Previous work has shown that the following simplified model can be good in circumstances like these: if the speed is $S$ and height is $H$, $$ S \sim \text{Normal}(\text{mean}=a, \text{sd}=\exp(b H) ). $$ (In words: although mean wind speed does not change with height, the standard deviation does.)

(a) Write the log-likelihood function for this model. The function should have three arguments: the tuple of parameters, $(a, b)$; the array of heights; and the array of speeds.

(b) Estimate the values of $a$ and $b$ from the data by minimizing the negative log-likelihood.

(c) Use simulation (i.e., the "parametric bootstrap") to obtain 95% confidence intervals for your two estimates. Do this by: keeping height fixed; simulating speed from this model using the estimated values of $a$ and $b$, re-applying the estimation procedure, and reporting a 95% interval of the resulting estimates.

Note: for part (b), if you want to make a surface plot to make sure your estimated values make sense, I recommend using plt.contourf instead of imshow as in previous code. (However, such a plot is strictly optional.)

4. Boots¶

Here are a list of 101 measurements of the lengths of 101 right boots of adults walking a popular outdoor trail on Mt.
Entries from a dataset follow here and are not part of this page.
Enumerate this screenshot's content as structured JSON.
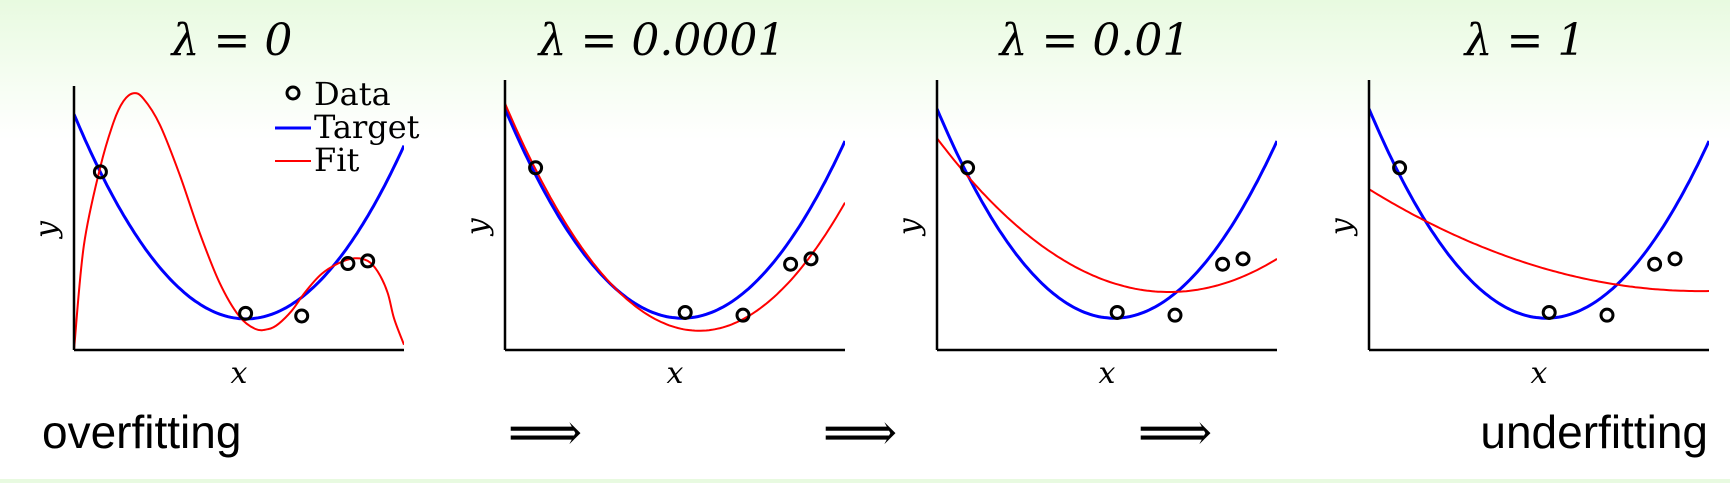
{
  "chart_data": [
    {
      "type": "line",
      "title": "λ = 0",
      "xlabel": "x",
      "ylabel": "y",
      "xlim": [
        0,
        1
      ],
      "ylim": [
        0,
        1
      ],
      "legend": {
        "placement": "top-right",
        "entries": [
          {
            "label": "Data",
            "kind": "marker"
          },
          {
            "label": "Target",
            "kind": "line",
            "color": "#0000ff"
          },
          {
            "label": "Fit",
            "kind": "line",
            "color": "#ff0000"
          }
        ]
      },
      "data_points": {
        "x": [
          0.08,
          0.52,
          0.69,
          0.83,
          0.89
        ],
        "y": [
          0.68,
          0.14,
          0.13,
          0.33,
          0.34
        ]
      },
      "series": [
        {
          "name": "Target",
          "color": "#0000ff",
          "kind": "quadratic",
          "coef": [
            0.9,
            -3.0,
            2.88
          ]
        },
        {
          "name": "Fit",
          "color": "#ff0000",
          "kind": "points",
          "x": [
            0,
            0.03,
            0.08,
            0.12,
            0.15,
            0.18,
            0.21,
            0.26,
            0.32,
            0.38,
            0.44,
            0.5,
            0.55,
            0.59,
            0.62,
            0.66,
            0.7,
            0.75,
            0.8,
            0.85,
            0.89,
            0.92,
            0.95,
            0.97,
            1.0
          ],
          "y": [
            0,
            0.4,
            0.7,
            0.87,
            0.95,
            0.98,
            0.96,
            0.86,
            0.67,
            0.45,
            0.26,
            0.13,
            0.08,
            0.08,
            0.1,
            0.15,
            0.22,
            0.29,
            0.33,
            0.35,
            0.34,
            0.3,
            0.22,
            0.12,
            0.02
          ]
        }
      ]
    },
    {
      "type": "line",
      "title": "λ = 0.0001",
      "xlabel": "x",
      "ylabel": "y",
      "xlim": [
        0,
        1
      ],
      "ylim": [
        0,
        1
      ],
      "data_points": {
        "x": [
          0.09,
          0.53,
          0.7,
          0.84,
          0.9
        ],
        "y": [
          0.68,
          0.14,
          0.13,
          0.32,
          0.34
        ]
      },
      "series": [
        {
          "name": "Target",
          "color": "#0000ff",
          "kind": "quadratic",
          "coef": [
            0.9,
            -3.0,
            2.88
          ]
        },
        {
          "name": "Fit",
          "color": "#ff0000",
          "kind": "quadratic",
          "coef": [
            0.92,
            -2.97,
            2.6
          ]
        }
      ]
    },
    {
      "type": "line",
      "title": "λ = 0.01",
      "xlabel": "x",
      "ylabel": "y",
      "xlim": [
        0,
        1
      ],
      "ylim": [
        0,
        1
      ],
      "data_points": {
        "x": [
          0.09,
          0.53,
          0.7,
          0.84,
          0.9
        ],
        "y": [
          0.68,
          0.14,
          0.13,
          0.32,
          0.34
        ]
      },
      "series": [
        {
          "name": "Target",
          "color": "#0000ff",
          "kind": "quadratic",
          "coef": [
            0.9,
            -3.0,
            2.88
          ]
        },
        {
          "name": "Fit",
          "color": "#ff0000",
          "kind": "quadratic",
          "coef": [
            0.79,
            -1.68,
            1.23
          ]
        }
      ]
    },
    {
      "type": "line",
      "title": "λ = 1",
      "xlabel": "x",
      "ylabel": "y",
      "xlim": [
        0,
        1
      ],
      "ylim": [
        0,
        1
      ],
      "data_points": {
        "x": [
          0.09,
          0.53,
          0.7,
          0.84,
          0.9
        ],
        "y": [
          0.68,
          0.14,
          0.13,
          0.32,
          0.34
        ]
      },
      "series": [
        {
          "name": "Target",
          "color": "#0000ff",
          "kind": "quadratic",
          "coef": [
            0.9,
            -3.0,
            2.88
          ]
        },
        {
          "name": "Fit",
          "color": "#ff0000",
          "kind": "quadratic",
          "coef": [
            0.6,
            -0.78,
            0.4
          ]
        }
      ]
    }
  ],
  "captions": {
    "left": "overfitting",
    "arrows": [
      "⟹",
      "⟹",
      "⟹"
    ],
    "right": "underfitting"
  },
  "colors": {
    "target": "#0000ff",
    "fit": "#ff0000",
    "data_marker": "#000000",
    "axes": "#000000"
  }
}
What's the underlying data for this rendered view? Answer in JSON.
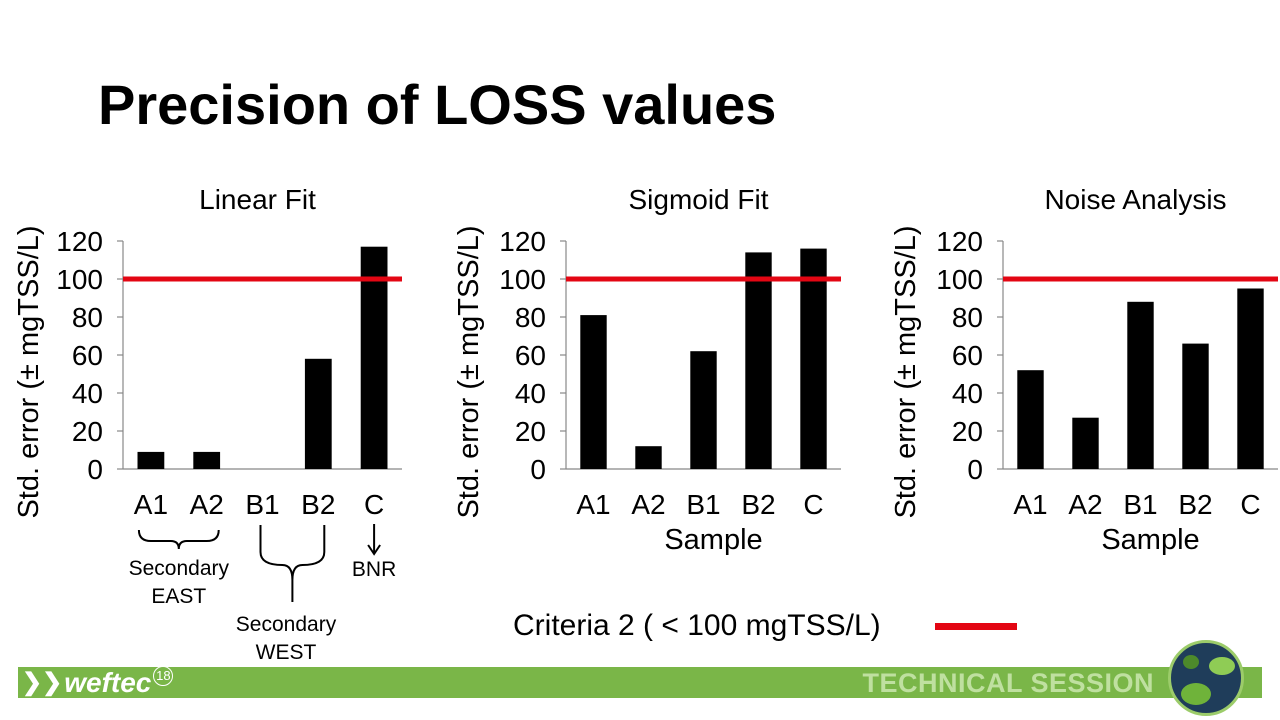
{
  "slide_title": "Precision of LOSS values",
  "chart_data": [
    {
      "type": "bar",
      "title": "Linear Fit",
      "xlabel": "",
      "ylabel": "Std. error (± mgTSS/L)",
      "categories": [
        "A1",
        "A2",
        "B1",
        "B2",
        "C"
      ],
      "values": [
        9,
        9,
        0,
        58,
        117
      ],
      "ylim": [
        0,
        120
      ],
      "yticks": [
        0,
        20,
        40,
        60,
        80,
        100,
        120
      ],
      "reference_line": 100,
      "grid": false
    },
    {
      "type": "bar",
      "title": "Sigmoid Fit",
      "xlabel": "Sample",
      "ylabel": "Std. error (± mgTSS/L)",
      "categories": [
        "A1",
        "A2",
        "B1",
        "B2",
        "C"
      ],
      "values": [
        81,
        12,
        62,
        114,
        116
      ],
      "ylim": [
        0,
        120
      ],
      "yticks": [
        0,
        20,
        40,
        60,
        80,
        100,
        120
      ],
      "reference_line": 100,
      "grid": false
    },
    {
      "type": "bar",
      "title": "Noise Analysis",
      "xlabel": "Sample",
      "ylabel": "Std. error (± mgTSS/L)",
      "categories": [
        "A1",
        "A2",
        "B1",
        "B2",
        "C"
      ],
      "values": [
        52,
        27,
        88,
        66,
        95
      ],
      "ylim": [
        0,
        120
      ],
      "yticks": [
        0,
        20,
        40,
        60,
        80,
        100,
        120
      ],
      "reference_line": 100,
      "grid": false
    }
  ],
  "annotations": {
    "secondary_east": [
      "Secondary",
      "EAST"
    ],
    "secondary_west": [
      "Secondary",
      "WEST"
    ],
    "bnr": "BNR"
  },
  "legend": {
    "label": "Criteria 2 ( < 100 mgTSS/L)",
    "color": "#e30613"
  },
  "footer": {
    "brand": "weftec",
    "brand_superscript": "18",
    "session": "TECHNICAL SESSION",
    "bar_color": "#7ab648"
  },
  "colors": {
    "bar": "#000000",
    "reference": "#e30613"
  }
}
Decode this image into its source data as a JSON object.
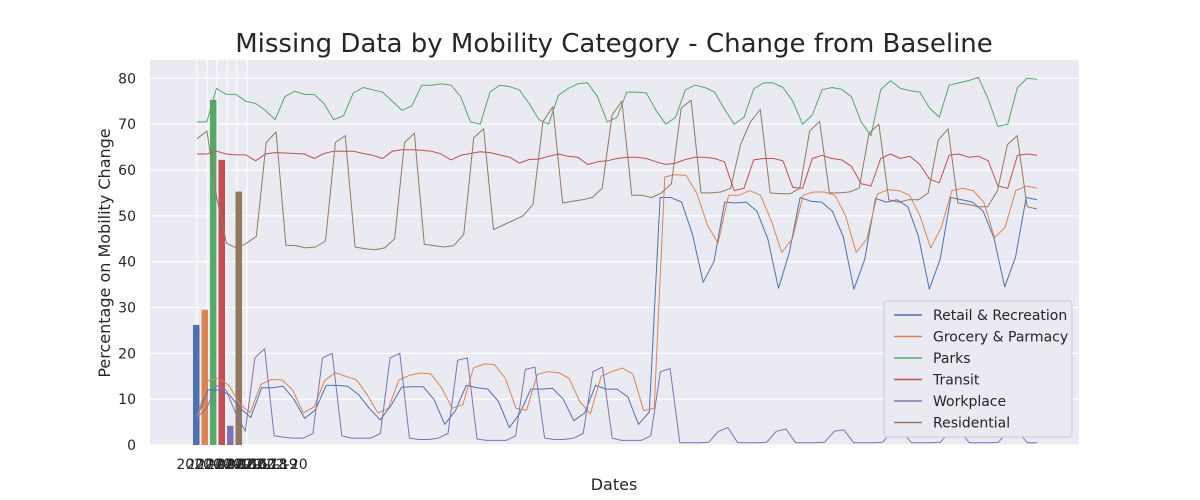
{
  "chart_data": {
    "type": "line",
    "title": "Missing Data by Mobility Category - Change from Baseline",
    "xlabel": "Dates",
    "ylabel": "Percentage on Mobility Change",
    "ylim": [
      0,
      84
    ],
    "yticks": [
      0,
      10,
      20,
      30,
      40,
      50,
      60,
      70,
      80
    ],
    "x_tick_labels": [
      "2020-02-15",
      "2020-02-16",
      "2020-02-17",
      "2020-02-18",
      "2020-02-19",
      "2020-02-20"
    ],
    "grid": true,
    "legend_position": "lower-right",
    "colors": {
      "plot_bg": "#eaeaf2",
      "grid": "#ffffff",
      "text": "#262626"
    },
    "series": [
      {
        "name": "Retail & Recreation",
        "color": "#4c72b0",
        "bar_value": 26.2,
        "values": [
          6,
          12,
          12,
          11,
          8,
          6,
          12.5,
          12.5,
          12.8,
          10,
          5.8,
          7.7,
          13,
          13,
          12.8,
          11,
          8,
          5.5,
          8.5,
          12.6,
          12.7,
          12.7,
          10,
          4.5,
          7.5,
          13,
          12.5,
          12.2,
          9.5,
          3.8,
          7,
          12.2,
          12.2,
          12.4,
          10,
          5.3,
          7,
          13,
          12.2,
          12.2,
          10.5,
          4.5,
          7.2,
          54,
          54,
          53,
          46,
          35.5,
          40,
          53,
          52.8,
          53,
          51,
          45,
          34.2,
          42,
          54,
          53.2,
          53,
          51,
          45.5,
          34,
          40.5,
          53.8,
          53,
          53.5,
          52,
          45.5,
          34,
          40.5,
          54,
          53.5,
          53,
          51,
          45.2,
          34.5,
          41,
          54,
          53.5
        ]
      },
      {
        "name": "Grocery & Parmacy",
        "color": "#dd8452",
        "bar_value": 29.5,
        "values": [
          6,
          14,
          14.5,
          13,
          9,
          7,
          13.2,
          14.3,
          14.2,
          12,
          7,
          8.3,
          14,
          15.8,
          15,
          14.2,
          11,
          7,
          8,
          14.2,
          15.2,
          15.7,
          15.5,
          12.5,
          8,
          8.8,
          16.8,
          17.7,
          17.5,
          14.5,
          8,
          7.6,
          15.4,
          16,
          15.8,
          14.5,
          9.5,
          6.8,
          15,
          16,
          16.8,
          15.5,
          7.5,
          8,
          58.5,
          59,
          58.8,
          55,
          48,
          44,
          54.5,
          54.5,
          55.5,
          54.5,
          49,
          42,
          45,
          54.5,
          55.2,
          55.2,
          54.5,
          50,
          42,
          45,
          54.8,
          55.7,
          55.5,
          54.5,
          50,
          43,
          47.5,
          55.5,
          56,
          55.5,
          53,
          45.2,
          47.5,
          55.5,
          56.5,
          56
        ]
      },
      {
        "name": "Parks",
        "color": "#55a868",
        "bar_value": 75.3,
        "values": [
          70.5,
          70.5,
          77.8,
          76.5,
          76.5,
          75,
          74.5,
          73,
          71,
          76,
          77.2,
          76.5,
          76.5,
          74.5,
          71,
          71.8,
          76.8,
          78,
          77.5,
          77,
          75,
          73,
          74,
          78.5,
          78.5,
          78.8,
          78.5,
          76,
          70.5,
          70,
          77,
          78.5,
          78.2,
          77.5,
          74.5,
          71,
          70,
          76.3,
          77.8,
          78.8,
          79,
          76,
          70.5,
          71.5,
          77,
          77,
          76.8,
          73,
          70,
          71.5,
          77.5,
          78.5,
          78,
          77,
          73.3,
          70,
          71.5,
          77.7,
          79,
          79,
          78,
          75,
          70,
          72,
          77.5,
          78,
          77.6,
          76,
          70.5,
          67.5,
          77.5,
          79.5,
          77.8,
          77.3,
          77,
          73.5,
          71.5,
          78.5,
          79,
          79.5,
          80.2,
          75.5,
          69.5,
          70,
          78,
          80,
          79.8
        ]
      },
      {
        "name": "Transit",
        "color": "#c44e52",
        "bar_value": 62.2,
        "values": [
          63.5,
          63.5,
          64.1,
          63.5,
          63.3,
          63.3,
          62,
          63.5,
          63.8,
          63.7,
          63.6,
          63.5,
          62.5,
          63.6,
          64.1,
          64.1,
          64.1,
          63.6,
          63.2,
          62.5,
          64.1,
          64.4,
          64.4,
          64.3,
          64.1,
          63.5,
          62.2,
          63.2,
          63.6,
          64,
          63.8,
          63.3,
          62.8,
          61.5,
          62.3,
          62.4,
          63,
          63.5,
          63,
          62.8,
          61.2,
          61.8,
          62,
          62.5,
          62.8,
          62.8,
          62.5,
          61.8,
          61.2,
          61.5,
          62.3,
          62.8,
          62.8,
          62.5,
          61.8,
          55.5,
          56,
          62.2,
          62.5,
          62.5,
          62,
          56.2,
          56,
          62.5,
          63.2,
          62.5,
          62.2,
          60.8,
          57,
          56.5,
          62.5,
          63.5,
          62.5,
          63,
          61.2,
          58,
          57.2,
          63.2,
          63.5,
          62.8,
          63,
          62,
          56.5,
          56,
          63.2,
          63.5,
          63.2
        ]
      },
      {
        "name": "Workplace",
        "color": "#8172b3",
        "bar_value": 4.2,
        "values": [
          6,
          8,
          13,
          12,
          7,
          3,
          19,
          21,
          2,
          1.7,
          1.5,
          1.5,
          2.5,
          19,
          20,
          2,
          1.5,
          1.5,
          1.5,
          2.5,
          19,
          20,
          1.5,
          1.2,
          1.2,
          1.5,
          2.5,
          18.5,
          19,
          1.3,
          1,
          1,
          1,
          2,
          16.5,
          17,
          1.5,
          1.2,
          1.2,
          1.5,
          2.5,
          16,
          17,
          1.5,
          1,
          1,
          1,
          2,
          16,
          16.7,
          0.5,
          0.5,
          0.5,
          0.6,
          3,
          3.8,
          0.5,
          0.5,
          0.5,
          0.6,
          3,
          3.5,
          0.5,
          0.5,
          0.5,
          0.6,
          3,
          3.3,
          0.5,
          0.5,
          0.5,
          0.6,
          3,
          3,
          0.5,
          0.5,
          0.5,
          0.6,
          3,
          3,
          0.5,
          0.5,
          0.5,
          0.6,
          3,
          3,
          0.5,
          0.5
        ]
      },
      {
        "name": "Residential",
        "color": "#937860",
        "bar_value": 55.3,
        "values": [
          66.8,
          68.5,
          54,
          44,
          43,
          44,
          45.5,
          66,
          68.3,
          43.6,
          43.5,
          43,
          43.2,
          44.5,
          66,
          67.5,
          43.2,
          42.8,
          42.6,
          43,
          45,
          66,
          68,
          43.8,
          43.5,
          43.2,
          43.5,
          46,
          67,
          69,
          47,
          48,
          49,
          50,
          52.5,
          70.5,
          73.8,
          52.8,
          53.2,
          53.5,
          54,
          56,
          72,
          75,
          54.5,
          54.5,
          54,
          55,
          57,
          73.5,
          75.2,
          55,
          55,
          55.2,
          56,
          65.5,
          70.5,
          73.2,
          55,
          54.8,
          54.8,
          56,
          68.5,
          70.6,
          55,
          55,
          55.2,
          56,
          68,
          70,
          53.5,
          53,
          53.5,
          53.5,
          55,
          66.5,
          69,
          52.8,
          52.5,
          52,
          52,
          55.5,
          65.5,
          67.5,
          52,
          51.5
        ]
      }
    ]
  }
}
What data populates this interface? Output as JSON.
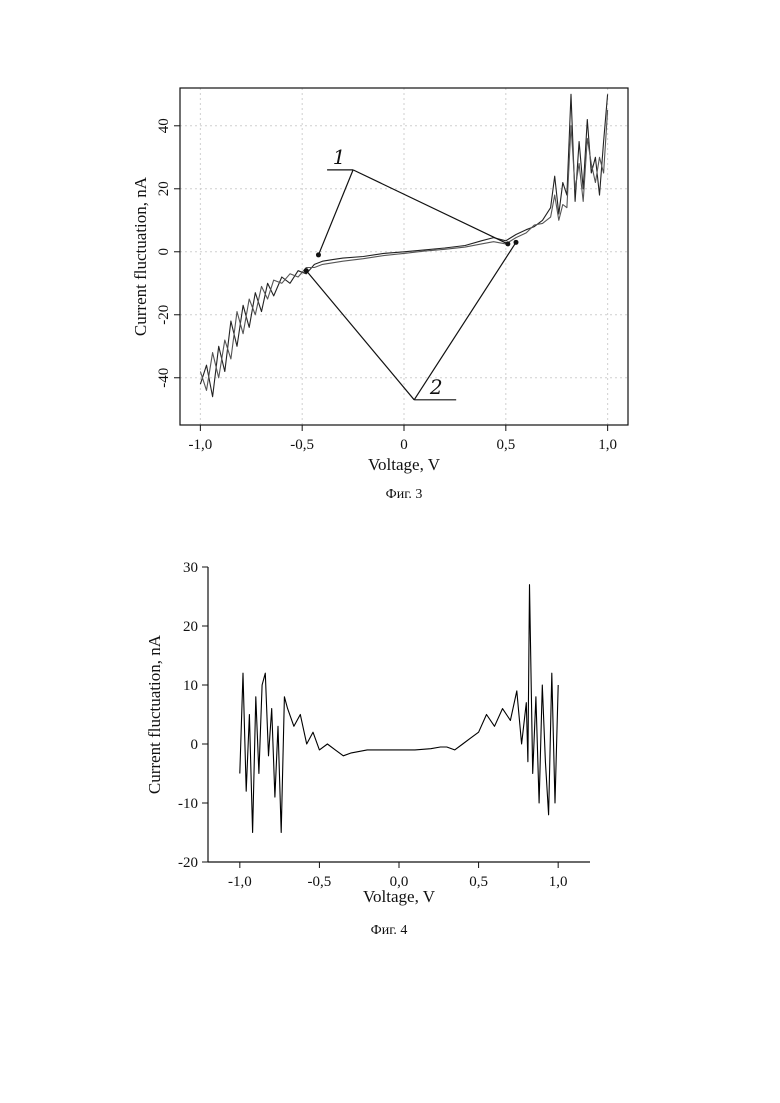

Hood.

In [12]:

boots = np.array([27.7, 23.2, 26. , 25.9, 25.3, 28.2, 23.7, 24.7, 22.6, 26.1, 26.5,
       24.3, 27.1, 25.1, 25.6, 27.3, 26.5, 24.5, 27. , 26.3, 25.2, 22.8,
       25.9, 24.3, 24.3, 23.7, 24.3, 25.5, 25.1, 28.2, 28.3, 26.4, 27.1,
       25.6, 24.8, 28.3, 28. , 23.1, 23.5, 25.8, 26.7, 24.6, 25.2, 25.1,
       27.7, 24.3, 25.8, 22.5, 26.6, 26.4, 25.9, 23.3, 23. , 25. , 26.5,
       27.8, 23.7, 24.2, 27.2, 24.1, 27.1, 25.2, 26.1, 25.3, 25.8, 24.2,
       25.1, 26.4, 26. , 27.9, 24.4, 27. , 25.7, 23.6, 26.2, 27. , 23.8,
       25.6, 26.8, 23.9, 24.3, 24.8, 24.4, 25. , 21.9, 27.8, 26.4, 26.3, 20.1,
       26.6, 26.2, 24.1, 26.8, 23.2, 23.7, 24.2, 23.6, 25.4, 27.1, 24.1, 26.2])

We are trying to design a precision boot cleaner and would like to know what the 10% and 90% quantiles of boot sizes are. For these data, those numbers are

In [13]:

np.quantile(boots, [0.1, 0.9])

Out[13]:

array([23.5, 27.3])

In other words, 10% of the boots are below 23.5cm, 80% are between 23.5cm and 27.3cm, and 10% are above 27.3cm.

However, we'd like to know how good these estimates are. Use the bootstrap (i.e., the usual, resampling-based bootstrap) to find 95% confidence intervals for both.